With ChatGPT starting to infiltrate every aspect of our daily lives, 78 per cent of Indians surveyed were also unable to spot the difference between a love letter written by the AI chatbot and the one written by a human, according to the report by cyber-security company McAfee.
The vast majority (60 per cent) of Indian respondents preferred a machine-generated love note.
The most popular reason given for using AI as a ghost-writer was that it would make the sender feel more confident (59 per cent), others cited lack of time (32 per cent) or lack of inspiration (26 per cent), while 14 per cent said it would just be quicker and easier, believing they would not be found out.
However, 57 per cent of respondents said they would be offended if they found out the note they had received was produced by a machine.
“With Valentine’s Day around the corner, it’s important to stay vigilant and use security solutions that can help safeguard your privacy and identity and protect you from clicking on malicious links a scammer might send,” said Steve Grobman, McAfee Chief Technology Officer.
“It is easy to drop your guard when chatting to a potential partner but it’s important to be on alert if you’re asked suspicious requests for money or personal information,” Grobman added.

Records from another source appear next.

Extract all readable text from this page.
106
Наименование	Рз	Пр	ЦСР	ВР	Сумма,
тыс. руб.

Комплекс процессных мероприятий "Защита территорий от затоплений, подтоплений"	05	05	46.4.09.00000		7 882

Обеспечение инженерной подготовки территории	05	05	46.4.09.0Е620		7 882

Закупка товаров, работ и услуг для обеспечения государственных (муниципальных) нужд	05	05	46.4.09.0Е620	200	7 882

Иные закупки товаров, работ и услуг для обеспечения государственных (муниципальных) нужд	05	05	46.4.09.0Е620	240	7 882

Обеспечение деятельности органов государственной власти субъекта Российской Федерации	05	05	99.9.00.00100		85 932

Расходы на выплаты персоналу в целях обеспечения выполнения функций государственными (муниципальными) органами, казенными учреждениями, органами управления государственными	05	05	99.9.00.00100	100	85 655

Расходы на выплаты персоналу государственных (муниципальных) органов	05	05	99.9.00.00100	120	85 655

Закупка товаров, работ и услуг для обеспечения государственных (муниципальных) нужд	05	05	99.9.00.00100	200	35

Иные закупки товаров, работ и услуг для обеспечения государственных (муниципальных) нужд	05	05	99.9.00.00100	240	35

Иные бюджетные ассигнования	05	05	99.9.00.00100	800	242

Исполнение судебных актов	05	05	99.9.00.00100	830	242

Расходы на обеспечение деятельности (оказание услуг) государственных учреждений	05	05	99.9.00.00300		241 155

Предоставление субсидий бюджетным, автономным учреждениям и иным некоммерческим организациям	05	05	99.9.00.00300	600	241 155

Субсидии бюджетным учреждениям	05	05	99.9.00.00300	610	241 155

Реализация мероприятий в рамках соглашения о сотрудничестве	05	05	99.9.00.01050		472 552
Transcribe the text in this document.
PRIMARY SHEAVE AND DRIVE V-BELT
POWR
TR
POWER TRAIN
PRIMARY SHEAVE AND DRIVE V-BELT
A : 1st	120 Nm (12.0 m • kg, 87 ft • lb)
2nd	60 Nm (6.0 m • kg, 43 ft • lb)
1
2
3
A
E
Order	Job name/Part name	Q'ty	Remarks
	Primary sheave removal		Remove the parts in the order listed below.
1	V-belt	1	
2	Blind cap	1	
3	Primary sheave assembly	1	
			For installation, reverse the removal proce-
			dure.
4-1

With the rise in popularity of artificial intelligence, particularly tools such as ChatGPT that anybody with a web browser can access, the chances of receiving machine-generated information are on the rise.
In fact, 76 per cent of Indians admit to being catfished — which is when somebody pretends to be someone they’re not online — or knowing somebody who has.
Additionally, 89 per cent of Indian respondents have engaged in direct conversations with strangers on social media across platforms, compared to 66 per cent globally.
“Those looking for love are often more vulnerable to scams, and cybercriminals use that to their advantage, engaging in long, sophisticated attempts to steal from their victims,” said the report.